Der Wille des Künstlers zum Realismus, besonders in der Charakterisierung von Figuren, der schon früh erkannt wurde,2 wird als wesentliches Kriterium der Malerei Froments thematisiert.3 Das solchermaßen porträtmäßig wiedergegebene Bildnis am linken Rand entspricht in seiner Einbettung in der figurenreichen Komposition, seiner Verankerung am Szenenrand, seiner Isolation vom Geschehen in der hintersten Bildebene, seiner trotz der großflächigen Überschneidungen gegebenen Präsenz und dem direkten Blick in den BetrachterInnenraum einem gängigen System von Selbstdarstellungen. Wie Müller Hofstede feststellt, dominierte bei den Altniederländern die Auffassung, Selbstdarstellungen als Marginalien bzw. in abgewerteten Positionen am Rand zu verankern.4 Ein Indiz, das impliziert, dass der Maler großen Wert auf die Ausführung der Assistenzfiguren im hinteren Bildbereich legte, verstärkt diese These: Entsprechend der von Poldi durchgeführten Analysen des Malstils Froments scheint es wahrscheinlich, dass die zweite Figur von rechts (der Mann mit der schwarzen Kappe, der zwischen den vorderen Männern aus dem Bild blickt) am Ende direkt (ohne Unterzeichnung) hinzugefügt wurde. Dieses Bildnis entstand in der letzten Arbeitsphase, in der der Maler Details an Köpfen und Händen der Figuren korrigierte.5 Angesichts der symmetrischen Komposition geschah dies wohl, um einen Ausgleich mit der Dreiergruppierung am linken Bildrand zu erwirken und folglich, um in gewissem Sinn von der Selbstdarstellung abzulenken.
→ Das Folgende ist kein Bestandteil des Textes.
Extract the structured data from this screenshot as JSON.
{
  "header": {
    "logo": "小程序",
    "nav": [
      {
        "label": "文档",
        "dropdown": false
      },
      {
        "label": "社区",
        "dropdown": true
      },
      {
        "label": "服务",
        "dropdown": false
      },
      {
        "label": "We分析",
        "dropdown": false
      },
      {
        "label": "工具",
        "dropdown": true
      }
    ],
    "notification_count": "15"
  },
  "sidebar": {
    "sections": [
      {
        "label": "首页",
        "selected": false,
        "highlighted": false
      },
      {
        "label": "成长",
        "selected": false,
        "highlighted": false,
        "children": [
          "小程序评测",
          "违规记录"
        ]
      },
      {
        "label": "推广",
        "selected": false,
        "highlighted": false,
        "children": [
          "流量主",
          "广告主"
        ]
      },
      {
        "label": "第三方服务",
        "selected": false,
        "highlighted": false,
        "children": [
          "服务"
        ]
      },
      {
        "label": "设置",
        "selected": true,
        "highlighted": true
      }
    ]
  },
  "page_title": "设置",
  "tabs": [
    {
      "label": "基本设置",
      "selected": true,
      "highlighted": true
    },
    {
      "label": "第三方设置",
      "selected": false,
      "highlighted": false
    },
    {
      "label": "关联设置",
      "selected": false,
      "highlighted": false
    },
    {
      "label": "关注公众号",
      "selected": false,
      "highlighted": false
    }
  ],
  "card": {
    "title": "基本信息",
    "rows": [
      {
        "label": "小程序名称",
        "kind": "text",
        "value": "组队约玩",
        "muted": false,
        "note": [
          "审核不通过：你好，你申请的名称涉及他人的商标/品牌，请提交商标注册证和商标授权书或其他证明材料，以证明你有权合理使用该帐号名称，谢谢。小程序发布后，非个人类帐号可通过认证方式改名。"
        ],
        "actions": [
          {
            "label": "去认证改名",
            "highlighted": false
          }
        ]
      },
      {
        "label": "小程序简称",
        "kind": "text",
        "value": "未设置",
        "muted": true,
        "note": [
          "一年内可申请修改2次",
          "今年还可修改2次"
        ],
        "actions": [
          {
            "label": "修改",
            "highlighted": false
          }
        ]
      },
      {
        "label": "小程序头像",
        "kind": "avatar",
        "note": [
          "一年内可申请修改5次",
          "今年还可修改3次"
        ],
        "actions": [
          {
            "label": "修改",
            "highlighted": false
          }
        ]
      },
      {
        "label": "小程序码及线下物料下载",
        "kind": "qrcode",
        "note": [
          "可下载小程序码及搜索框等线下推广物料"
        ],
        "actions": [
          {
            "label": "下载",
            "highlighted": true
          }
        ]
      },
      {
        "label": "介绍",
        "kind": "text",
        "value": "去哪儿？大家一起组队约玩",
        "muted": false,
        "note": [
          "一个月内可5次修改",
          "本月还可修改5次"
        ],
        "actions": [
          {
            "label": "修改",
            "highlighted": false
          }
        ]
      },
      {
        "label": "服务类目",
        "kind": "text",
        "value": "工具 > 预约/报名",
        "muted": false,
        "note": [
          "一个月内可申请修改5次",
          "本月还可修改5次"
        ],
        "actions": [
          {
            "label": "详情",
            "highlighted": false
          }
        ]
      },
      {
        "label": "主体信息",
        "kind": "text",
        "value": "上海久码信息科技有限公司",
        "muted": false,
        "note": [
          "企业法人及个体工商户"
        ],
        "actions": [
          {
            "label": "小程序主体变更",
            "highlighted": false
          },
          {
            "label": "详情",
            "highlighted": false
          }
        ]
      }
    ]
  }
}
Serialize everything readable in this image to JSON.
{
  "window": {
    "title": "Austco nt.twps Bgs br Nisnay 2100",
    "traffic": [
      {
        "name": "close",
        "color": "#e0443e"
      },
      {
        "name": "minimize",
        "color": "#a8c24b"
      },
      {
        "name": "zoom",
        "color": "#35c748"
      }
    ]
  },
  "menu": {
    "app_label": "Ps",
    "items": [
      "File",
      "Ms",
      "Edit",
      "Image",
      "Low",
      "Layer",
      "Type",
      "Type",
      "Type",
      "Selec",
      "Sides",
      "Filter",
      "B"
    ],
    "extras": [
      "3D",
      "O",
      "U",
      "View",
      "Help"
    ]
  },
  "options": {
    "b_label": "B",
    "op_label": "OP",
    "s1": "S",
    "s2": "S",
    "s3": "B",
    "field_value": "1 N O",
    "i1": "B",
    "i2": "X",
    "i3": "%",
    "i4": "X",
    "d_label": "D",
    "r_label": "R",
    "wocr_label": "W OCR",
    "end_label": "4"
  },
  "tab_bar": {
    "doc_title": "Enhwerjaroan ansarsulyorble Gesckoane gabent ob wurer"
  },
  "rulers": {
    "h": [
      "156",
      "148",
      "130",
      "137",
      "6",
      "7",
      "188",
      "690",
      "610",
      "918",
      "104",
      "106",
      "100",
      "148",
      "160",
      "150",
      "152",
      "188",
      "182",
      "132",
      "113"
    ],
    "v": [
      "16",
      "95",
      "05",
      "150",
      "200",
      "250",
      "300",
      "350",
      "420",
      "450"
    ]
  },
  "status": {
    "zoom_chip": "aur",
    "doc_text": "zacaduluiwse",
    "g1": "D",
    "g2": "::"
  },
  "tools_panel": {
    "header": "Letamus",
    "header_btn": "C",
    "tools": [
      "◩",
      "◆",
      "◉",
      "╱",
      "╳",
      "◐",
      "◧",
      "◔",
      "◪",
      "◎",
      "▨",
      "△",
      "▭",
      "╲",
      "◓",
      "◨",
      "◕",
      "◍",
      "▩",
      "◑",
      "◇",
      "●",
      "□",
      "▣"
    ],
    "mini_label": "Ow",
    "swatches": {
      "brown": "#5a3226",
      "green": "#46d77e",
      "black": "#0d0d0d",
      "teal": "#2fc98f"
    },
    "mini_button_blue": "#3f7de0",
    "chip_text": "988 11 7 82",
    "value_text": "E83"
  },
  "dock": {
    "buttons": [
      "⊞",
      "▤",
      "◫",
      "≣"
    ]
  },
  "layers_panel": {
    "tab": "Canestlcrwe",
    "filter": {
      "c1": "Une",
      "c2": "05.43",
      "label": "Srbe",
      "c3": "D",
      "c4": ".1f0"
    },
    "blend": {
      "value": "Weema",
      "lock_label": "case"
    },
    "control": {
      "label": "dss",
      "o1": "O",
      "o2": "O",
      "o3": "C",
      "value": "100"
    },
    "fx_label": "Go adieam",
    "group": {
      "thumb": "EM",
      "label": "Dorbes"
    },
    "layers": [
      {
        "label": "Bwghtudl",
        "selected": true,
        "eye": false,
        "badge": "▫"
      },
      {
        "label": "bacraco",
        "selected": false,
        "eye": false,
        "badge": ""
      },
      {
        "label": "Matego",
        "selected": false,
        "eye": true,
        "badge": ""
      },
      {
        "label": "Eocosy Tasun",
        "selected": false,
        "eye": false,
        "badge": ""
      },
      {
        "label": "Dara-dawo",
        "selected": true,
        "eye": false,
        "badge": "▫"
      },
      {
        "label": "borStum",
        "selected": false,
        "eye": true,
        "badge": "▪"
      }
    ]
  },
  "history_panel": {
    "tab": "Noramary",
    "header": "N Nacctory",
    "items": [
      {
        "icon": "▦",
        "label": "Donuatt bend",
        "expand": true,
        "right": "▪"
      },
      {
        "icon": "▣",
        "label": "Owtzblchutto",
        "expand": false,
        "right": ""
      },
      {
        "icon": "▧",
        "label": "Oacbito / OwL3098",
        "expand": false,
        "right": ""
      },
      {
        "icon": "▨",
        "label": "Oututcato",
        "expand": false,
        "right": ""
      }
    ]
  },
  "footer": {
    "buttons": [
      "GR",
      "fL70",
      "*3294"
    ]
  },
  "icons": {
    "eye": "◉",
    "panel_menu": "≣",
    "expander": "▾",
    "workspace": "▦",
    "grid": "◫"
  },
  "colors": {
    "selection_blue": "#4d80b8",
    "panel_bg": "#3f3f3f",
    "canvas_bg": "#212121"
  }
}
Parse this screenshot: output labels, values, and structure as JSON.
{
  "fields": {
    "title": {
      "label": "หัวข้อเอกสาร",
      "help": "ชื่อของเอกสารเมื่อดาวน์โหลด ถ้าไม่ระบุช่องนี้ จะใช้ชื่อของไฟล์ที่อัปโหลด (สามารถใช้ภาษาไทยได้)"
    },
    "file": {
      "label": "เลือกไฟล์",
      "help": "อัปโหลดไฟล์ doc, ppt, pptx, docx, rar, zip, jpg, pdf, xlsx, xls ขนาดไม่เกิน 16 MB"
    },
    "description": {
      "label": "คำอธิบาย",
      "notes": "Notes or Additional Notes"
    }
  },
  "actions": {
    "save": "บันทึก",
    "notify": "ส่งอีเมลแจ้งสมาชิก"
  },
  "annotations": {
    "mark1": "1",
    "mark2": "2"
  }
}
Hatte van der Weyden mit seiner verlorenen Selbstdarstellung im mittlerweile verbrannten und über Tapisseriekopien (um 1450) überlieferten Zyklus von Gerechtigkeitsbildern für das Brüsseler Rathaus (1439–41)6 deutlich vor Froment einen (weitgehend anerkannten) Prototypen geschaffen, so finden sich mögliche Selbstdarstellungen nach Froment in großer Zahl und vielfältigen Varianten bei den in der Region tätigen Malern, vgl. u. a. Dieric Bouts, Gerard David oder Hugo van der Goes. Das System war folglich bekannt, es ist kaum möglich, dass es einem synthesebegabten Maler, der sich in der Region bewegte, verborgen geblieben sein könnte.7
Verweise
Zu stilistischen Analysen Froments und zu Einflüssen und Vorbildern vgl. u. a. Borchert u. a. 2002, 251; Thiébaut 2017, bes. 35, 39.↩︎
Vgl. u. a. Chamson 1931, 51; Lafenestre 1904, 43.↩︎
Vgl. u. a. Poldi 2017, bes. 105.↩︎
Zu altniederländischen Selbstporträts als Randfiguren im Humilitas Gestus vgl. Müller Hofstede 1998.↩︎
Poldi 2017, 105.↩︎
Vgl. Rogier van der Weyden.↩︎
Der Maler reiste in der Entstehungszeit des Altars zwischen Flandern, den Niederlanden und dem Nordosten von Frankreich, vgl. u. a. Parenti 2017, 21. Es bleibt schwierig, die genauen Umstände des Auftrags zu rekonstruieren, besonders da sich sowohl Auftraggeber als auch Maler im dicht besiedelten Norden schnell von einem Ort zum anderen bewegen konnten, vgl. u. a. Thiébaut 2017, 37.↩︎
Literatur
Zitiervorschlag:
Krabichler, Elisabeth: Auferweckung des Lazarus (Katalogeintrag), in: Metapictor, http://explore-research.uibk.ac.at/arts/metapictor/katalogeintrag/froment-nicolas-auferweckung-des-lazarus-1461-florenz-gallerie-degli-uffizi/ (05.12.2025).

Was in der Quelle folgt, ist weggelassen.